As a rabbi without a pulpit, it is easy to say what my colleague should do. So, let me take it a step further and wade in myself: It is my opinion that America should make a calculated but limited strike against known chemical weapons caches within Syria. I acknowledge that such an American response to Asad’s use of chemical weapons could incite greater instability in the region, and perhaps freeze our already chilly relationship with Russia. Still, in the “damned if you do, damned if you don’t” situation we find ourselves, I prefer the stance that says, at some point – and chemical weapons are that point – we can no longer ‘stand idly by.’
Sure some will call this naive- “Intervention in Iraq, in Lybia, in Egypt did not work.
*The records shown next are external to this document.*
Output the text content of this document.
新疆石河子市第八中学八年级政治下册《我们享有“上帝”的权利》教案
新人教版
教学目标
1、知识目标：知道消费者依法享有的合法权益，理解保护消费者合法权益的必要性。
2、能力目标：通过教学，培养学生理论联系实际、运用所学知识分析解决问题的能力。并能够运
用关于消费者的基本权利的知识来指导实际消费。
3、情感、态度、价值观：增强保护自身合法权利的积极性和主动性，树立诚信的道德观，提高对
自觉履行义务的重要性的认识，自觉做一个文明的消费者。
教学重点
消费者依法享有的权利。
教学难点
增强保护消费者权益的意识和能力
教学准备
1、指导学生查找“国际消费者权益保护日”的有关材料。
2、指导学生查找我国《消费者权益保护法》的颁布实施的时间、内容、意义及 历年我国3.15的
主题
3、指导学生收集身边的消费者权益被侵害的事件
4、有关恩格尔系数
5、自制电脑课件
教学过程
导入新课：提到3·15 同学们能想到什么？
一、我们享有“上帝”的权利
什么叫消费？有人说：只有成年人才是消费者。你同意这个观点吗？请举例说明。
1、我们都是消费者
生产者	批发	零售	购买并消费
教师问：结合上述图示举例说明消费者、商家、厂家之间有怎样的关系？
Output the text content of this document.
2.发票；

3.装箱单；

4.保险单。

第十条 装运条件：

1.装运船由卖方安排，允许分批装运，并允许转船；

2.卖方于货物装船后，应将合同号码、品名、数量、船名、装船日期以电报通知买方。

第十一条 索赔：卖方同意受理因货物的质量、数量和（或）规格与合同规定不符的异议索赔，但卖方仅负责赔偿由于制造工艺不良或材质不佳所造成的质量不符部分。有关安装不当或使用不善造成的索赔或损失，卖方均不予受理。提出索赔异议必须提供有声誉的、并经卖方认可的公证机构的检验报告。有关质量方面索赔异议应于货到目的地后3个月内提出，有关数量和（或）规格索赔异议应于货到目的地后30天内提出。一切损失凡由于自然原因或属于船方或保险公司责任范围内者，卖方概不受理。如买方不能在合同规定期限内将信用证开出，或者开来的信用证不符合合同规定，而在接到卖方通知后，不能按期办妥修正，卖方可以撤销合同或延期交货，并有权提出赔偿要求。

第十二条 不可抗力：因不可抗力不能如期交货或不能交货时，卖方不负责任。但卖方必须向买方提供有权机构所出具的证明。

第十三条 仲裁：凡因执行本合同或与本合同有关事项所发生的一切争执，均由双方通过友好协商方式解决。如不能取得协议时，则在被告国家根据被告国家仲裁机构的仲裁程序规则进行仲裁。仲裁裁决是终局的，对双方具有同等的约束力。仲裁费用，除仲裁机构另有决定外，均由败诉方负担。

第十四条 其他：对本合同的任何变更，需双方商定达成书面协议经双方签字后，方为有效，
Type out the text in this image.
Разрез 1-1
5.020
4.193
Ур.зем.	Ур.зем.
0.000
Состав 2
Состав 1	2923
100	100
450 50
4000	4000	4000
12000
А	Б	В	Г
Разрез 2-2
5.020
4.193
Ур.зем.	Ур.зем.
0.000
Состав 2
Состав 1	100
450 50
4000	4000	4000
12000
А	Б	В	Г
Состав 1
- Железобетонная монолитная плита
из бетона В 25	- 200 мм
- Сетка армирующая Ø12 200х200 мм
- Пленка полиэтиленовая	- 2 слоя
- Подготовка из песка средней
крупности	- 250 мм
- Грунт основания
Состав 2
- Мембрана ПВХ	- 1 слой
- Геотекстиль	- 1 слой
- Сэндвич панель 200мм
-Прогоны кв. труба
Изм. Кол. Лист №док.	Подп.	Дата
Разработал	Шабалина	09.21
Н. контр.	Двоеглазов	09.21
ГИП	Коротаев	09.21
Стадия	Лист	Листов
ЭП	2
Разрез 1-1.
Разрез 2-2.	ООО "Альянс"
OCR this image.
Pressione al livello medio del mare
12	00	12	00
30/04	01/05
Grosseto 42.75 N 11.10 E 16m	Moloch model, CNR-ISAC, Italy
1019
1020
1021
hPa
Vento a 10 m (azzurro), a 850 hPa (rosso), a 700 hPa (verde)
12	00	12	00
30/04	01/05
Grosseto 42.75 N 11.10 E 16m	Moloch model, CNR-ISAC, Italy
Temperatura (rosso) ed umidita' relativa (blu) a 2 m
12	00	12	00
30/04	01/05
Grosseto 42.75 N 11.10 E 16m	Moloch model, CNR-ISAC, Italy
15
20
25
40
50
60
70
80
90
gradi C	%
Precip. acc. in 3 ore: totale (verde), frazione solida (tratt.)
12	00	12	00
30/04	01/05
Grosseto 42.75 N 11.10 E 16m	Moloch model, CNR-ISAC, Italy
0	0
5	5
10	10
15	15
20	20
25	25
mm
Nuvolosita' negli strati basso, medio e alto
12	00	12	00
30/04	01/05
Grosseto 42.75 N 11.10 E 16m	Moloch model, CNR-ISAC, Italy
We should not insert ourselves into another country’s civil war, especially considering that those in Syria prepared to fill the power vacuum may be even worse that Asad.” Some will consider it hypocrisy – “So the US got to use Agent Orange in Vietnam, but now nobody gets to?” Feel free to agree with me or to point out where I’ve got it wrong in your comments below, but with that, a position is staked and our conversation has begun.
When the Temple stood, the rabbinic inability to take a difficult if principled stand caused “the Temple to be destroyed, our sanctuary to be burned, and us to be exiled from our land.” If contemporary rabbis fail to take difficult if principled stands, we risk not the Temple or the land of Israel, but something more: Relevance!